Uzun yıllar çalışma hayatının içinde olunca ve Bütünleşik Pazarlama İletişiminin bütün alanlarında görev alınca, elbet çalıştığınız şirketlerden veya iş yaptıklarınızdan hiç olmazsa birinin yabancılara satışına tanık oluyorsunuz. Satan ve satın alan taraflar kendileri adına çok sevinseler de, zaman içerisinde gördüğüm örneklerin çoğunda sonuç hüsran oldu. Bana hep belirli yaşa gelmiş çocukların satılıyor olması gibi korkunç gelir şirket satışları.
Başarılı işler yapmışsınız, rakipleri fena halde silkeleyip geçmişsiniz, kazançlarınız tavan yapıyor ve havalı yabancının biri çıkıp geliyor “al sana şu kadar para, sat bana şirketini” diyor.
İlk heyecan ve sıcak para pek güzel, ya sonrası. Şirketler yenilenirken arada telef olan çalışanlar, o günlere dek fütursuzca yaptığınız kampanyalara ikide bir “dur hele o iş öyle yapılamaz, bizim kurallarımız olmalı” uyarıları ve zaman içinde iyice silinip giden ana şirket.
Çok mu acımasız geldi yazdıklarım. Bire bir yaşandı bunlar, 99 yılında o zamanlar çalıştığım şirketi yabancılar almak istediler, patron da sıcak paraya dayanamayıp sattı. Aradaki sancılı dönemde canı yananlar, satın alan firmanın “çıkar çatışması olur” kaynaklı çıkışlarıyla yarım kalan yaratıcı projeler, yabancı merkezin kurallarının “yapılamaz” buyurduğu sosyal sorumluluk projeleri, yaratıcı ekibin katı kurallar nedeniyle bunalması gibi çokça olumsuzluk ve tabii bir süre sonra da yitip giden ana şirket.
Yıllarca didinip yoktan var edip büyüttüğünüz çocuğunuzu satar mısınız?

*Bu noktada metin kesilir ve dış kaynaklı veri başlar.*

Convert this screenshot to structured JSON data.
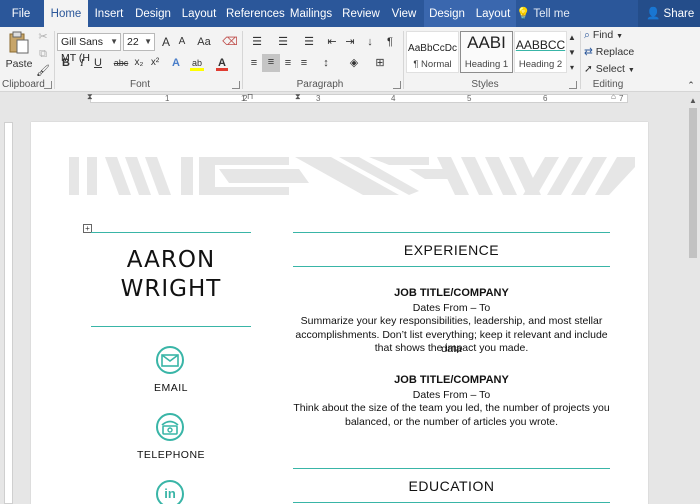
{
  "tabs": [
    {
      "label": "File"
    },
    {
      "label": "Home"
    },
    {
      "label": "Insert"
    },
    {
      "label": "Design"
    },
    {
      "label": "Layout"
    },
    {
      "label": "References"
    },
    {
      "label": "Mailings"
    },
    {
      "label": "Review"
    },
    {
      "label": "View"
    },
    {
      "label": "Design"
    },
    {
      "label": "Layout"
    }
  ],
  "tell_me": "Tell me",
  "share": "Share",
  "clipboard": {
    "paste": "Paste",
    "label": "Clipboard"
  },
  "font": {
    "name": "Gill Sans MT (H",
    "size": "22",
    "label": "Font",
    "bold": "B",
    "italic": "I",
    "underline": "U",
    "strike": "abc",
    "sub": "x₂",
    "sup": "x²",
    "grow": "A",
    "shrink": "A",
    "case": "Aa",
    "color_letter": "A",
    "highlight_letter": "ab"
  },
  "paragraph": {
    "label": "Paragraph",
    "pilcrow": "¶"
  },
  "styles": {
    "label": "Styles",
    "items": [
      {
        "sample": "AaBbCcDc",
        "name": "¶ Normal"
      },
      {
        "sample": "AABI",
        "name": "Heading 1"
      },
      {
        "sample": "AABBCC",
        "name": "Heading 2"
      }
    ]
  },
  "editing": {
    "label": "Editing",
    "find": "Find",
    "replace": "Replace",
    "select": "Select"
  },
  "ruler": {
    "numbers": [
      "1",
      "1",
      "2",
      "3",
      "4",
      "5",
      "6",
      "7"
    ]
  },
  "document": {
    "name_line1": "AARON",
    "name_line2": "WRIGHT",
    "contacts": [
      {
        "label": "EMAIL",
        "icon": "envelope-icon"
      },
      {
        "label": "TELEPHONE",
        "icon": "telephone-icon"
      },
      {
        "label": "",
        "icon": "linkedin-icon",
        "glyph": "in"
      }
    ],
    "experience_heading": "EXPERIENCE",
    "jobs": [
      {
        "title": "JOB TITLE/COMPANY",
        "dates": "Dates From – To",
        "lines": [
          "Summarize your key responsibilities, leadership, and most stellar",
          "accomplishments. Don’t list everything; keep it relevant and include data",
          "that shows the impact you made."
        ]
      },
      {
        "title": "JOB TITLE/COMPANY",
        "dates": "Dates From – To",
        "lines": [
          "Think about the size of the team you led, the number of projects you",
          "balanced, or the number of articles you wrote."
        ]
      }
    ],
    "education_heading": "EDUCATION"
  },
  "colors": {
    "accent": "#39b5a7",
    "ribbon_blue": "#2b579a",
    "banner_gray": "#e8e8e8"
  }
}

Bu sabah gözüme ilişen bir kaç paylaşımı görünce yine aynı üzüntüyü yaşadım. 2007 den beri başarılarını takip ettiğim genç ekibin, bir dünya devi tarafından (yok edilmek üzere) satın alınmasının heyecanı beni sarmıyor. Üzülüyorum, ama kendilerini tebrik ediyor ve bu kez kesinlikle haksız çıkmayı diliyorum.